Most academic articles undergo a thorough editing process before they are published, so you won’t need to spend as much time verifying the information’s credibility like you would have to do for website information. This gives you time to dig a bit deeper in your content evaluation!
Some vocabulary to know:
- Peer-reviewed: The article was reviewed and approved by other professionals in the field before it was published.
- Open Access: Published research that is freely available to the public without a required subscription.
- Annotated Bibliography: An article that lists other articles or publications on a specific subject with notes added about content or quality.
- Systematic Review: An article that combines and compares findings from many different studies in one document. The information is collected “systematically” by searching for studies in specific databases or publication collections.
- Clinical research: Research that directly involves a particular person or group of people, or that uses materials from humans, such as their behavior or samples of their tissue (National Institute of Child Health and Human Development, 2012).
- Clinical trial: One type of clinical research that follows a pre-defined plan or protocol (National Institute of Child Health and Human Development, 2012).
- Protocol: List of steps that determine what types of people are eligible to participate in the study; determines the schedule of tests, procedures, medications, and dosages; and sets the length of the study. (National Human Genome Research Institute, 2012).
- Randomized Study: A clinical trial in which all patients are assigned randomly (by chance) to be in experimental group (receiving the experimental treatment) or the control group (receiving the placebo or control substance). (MedLine Plus, 2014).

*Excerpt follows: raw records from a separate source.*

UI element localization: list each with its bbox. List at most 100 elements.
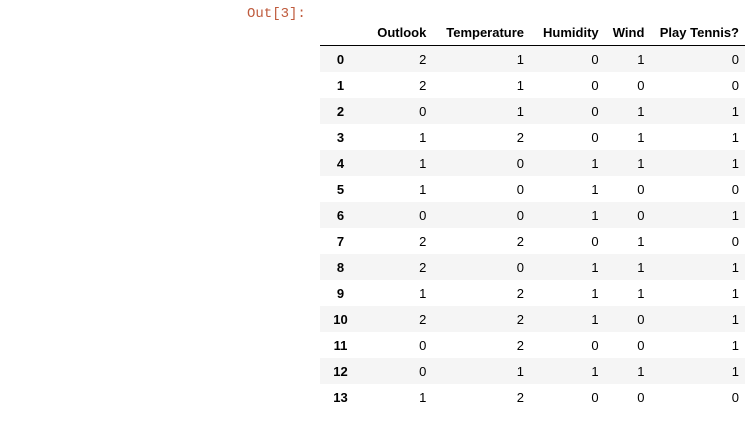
table-row: 1 2 1 0 0 0 [320,72,745,98]
row-index: 7 [336,233,345,249]
row-index: 4 [336,155,345,171]
row-index: 9 [336,285,345,301]
row-index: 2 [336,103,345,119]
table-cell: 1 [731,207,739,223]
table-cell: 1 [591,259,599,275]
row-index: 8 [336,259,345,275]
table-cell: 2 [516,337,525,353]
table-cell: 0 [516,207,525,223]
table-cell: 0 [637,389,645,405]
table-cell: 1 [731,259,739,275]
table-cell: 2 [419,311,427,327]
table-cell: 2 [516,233,525,249]
table-cell: 1 [516,103,525,119]
table-cell: 1 [637,51,645,67]
output-prompt: Out[3]: [247,6,306,22]
table-cell: 1 [419,155,427,171]
header-row: Outlook Temperature Humidity Wind Play T… [320,19,745,46]
table-cell: 1 [591,311,599,327]
table-cell: 2 [419,259,427,275]
table-cell: 0 [637,311,645,327]
table-cell: 1 [591,285,599,301]
table-cell: 1 [419,285,427,301]
table-cell: 2 [419,51,427,67]
row-index: 1 [336,77,345,93]
column-header-wind: Wind [604,19,651,46]
table-cell: 0 [637,77,645,93]
table-cell: 0 [591,129,599,145]
row-index: 13 [333,389,348,405]
table-cell: 1 [731,337,739,353]
table-cell: 0 [419,363,427,379]
table-cell: 1 [637,103,645,119]
column-header-play-tennis: Play Tennis? [650,19,745,46]
table-cell: 0 [419,207,427,223]
column-header-temperature: Temperature [432,19,531,46]
table-cell: 1 [591,207,599,223]
table-cell: 1 [516,363,525,379]
row-index: 5 [336,181,345,197]
table-cell: 0 [591,77,599,93]
table-row: 5 1 0 1 0 0 [320,176,745,202]
dataframe-table: Outlook Temperature Humidity Wind Play T… [320,19,745,410]
table-cell: 0 [591,389,599,405]
table-cell: 0 [516,181,525,197]
table-cell: 1 [516,51,525,67]
table-cell: 0 [637,181,645,197]
column-header-outlook: Outlook [361,19,433,46]
table-row: 8 2 0 1 1 1 [320,254,745,280]
table-cell: 0 [591,51,599,67]
table-cell: 1 [419,129,427,145]
row-index: 12 [333,363,348,379]
table-row: 10 2 2 1 0 1 [320,306,745,332]
table-cell: 0 [591,337,599,353]
table-cell: 1 [637,259,645,275]
table-cell: 1 [731,103,739,119]
table-cell: 2 [419,233,427,249]
table-cell: 1 [637,285,645,301]
row-index: 6 [336,207,345,223]
table-row: 3 1 2 0 1 1 [320,124,745,150]
index-header [320,19,362,46]
row-index: 0 [336,51,345,67]
row-index: 10 [333,311,348,327]
column-header-humidity: Humidity [530,19,605,46]
table-cell: 0 [637,337,645,353]
table-cell: 0 [731,51,739,67]
table-cell: 0 [419,337,427,353]
table-row: 2 0 1 0 1 1 [320,98,745,124]
table-cell: 2 [419,77,427,93]
row-index: 11 [333,337,348,353]
table-cell: 1 [731,311,739,327]
table-cell: 0 [591,233,599,249]
table-cell: 0 [731,181,739,197]
table-cell: 0 [516,155,525,171]
table-cell: 1 [637,363,645,379]
table-cell: 1 [637,155,645,171]
table-cell: 1 [591,363,599,379]
table-cell: 1 [591,181,599,197]
table-cell: 0 [731,233,739,249]
table-row: 12 0 1 1 1 1 [320,358,745,384]
table-cell: 0 [731,389,739,405]
table-row: 6 0 0 1 0 1 [320,202,745,228]
table-cell: 2 [516,285,525,301]
table-cell: 0 [637,207,645,223]
row-index: 3 [336,129,345,145]
table-row: 11 0 2 0 0 1 [320,332,745,358]
table-cell: 1 [419,181,427,197]
table-row: 7 2 2 0 1 0 [320,228,745,254]
table-cell: 1 [731,285,739,301]
table-cell: 1 [516,77,525,93]
table-cell: 1 [591,155,599,171]
table-cell: 0 [591,103,599,119]
table-cell: 2 [516,311,525,327]
table-cell: 0 [419,103,427,119]
table-cell: 2 [516,129,525,145]
table-row: 9 1 2 1 1 1 [320,280,745,306]
table-row: 13 1 2 0 0 0 [320,384,745,410]
table-row: 4 1 0 1 1 1 [320,150,745,176]
table-cell: 1 [637,233,645,249]
table-cell: 2 [516,389,525,405]
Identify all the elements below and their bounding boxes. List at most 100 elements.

- Controlled Study: A clinical trial that compares the outcome of a group of randomly-assigned patients who receive the experimental treatment to the outcome of a group of randomly-assigned patients who receive a standard treatment or inactive placebo. (MedLine Plus, 2014)

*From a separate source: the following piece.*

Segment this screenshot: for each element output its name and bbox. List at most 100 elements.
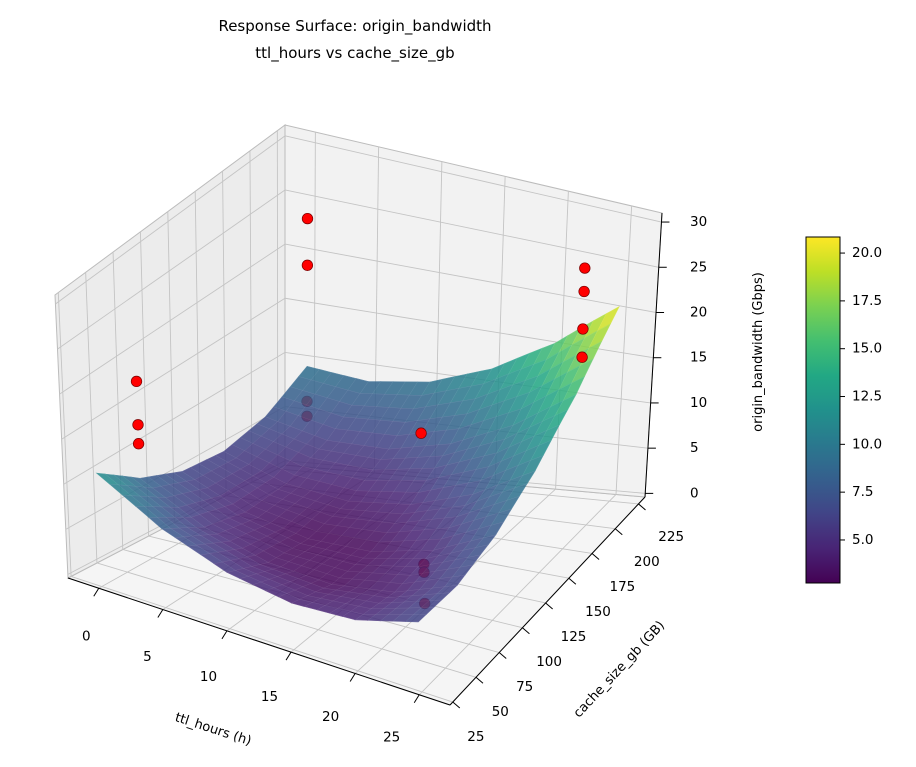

- Blind or masked studies: Patients do not know whether they are getting the drug being tested, or whether they are in the control group. Double-blind means none of the participants, including experimental subjects, examining doctors, attending nurses, or any other research staff, know who is taking the test drug and who is taking a control or placebo agent (National Human Genome Research Institute, 2012).
Increasing Knowledge: How to Read an Academic Paper: This is a great summary from the Lewy Body Dementia Association (2009) via the National Institutes of Health. It will remind you of questions to ask yourself when reading research articles.
Examples of Academic Journal Articles
- Hypertension treatment update: Focus on direct renin inhibition
- Calcium supplementation for prevention of primary hypertension
- Diuretics for hypertension: Hydrochlorothiazide of chlorthalidone?
- Acupuncture treatment for hypertension: A case study
- Reducing clinical inertia in hypertension treatment: A pragmatic randomized controlled trial
- Chlorthalidone versus hydrochlorothiazide for the Treatment of Hypertension in Older Adults
Do these articles look like good sources for a research report?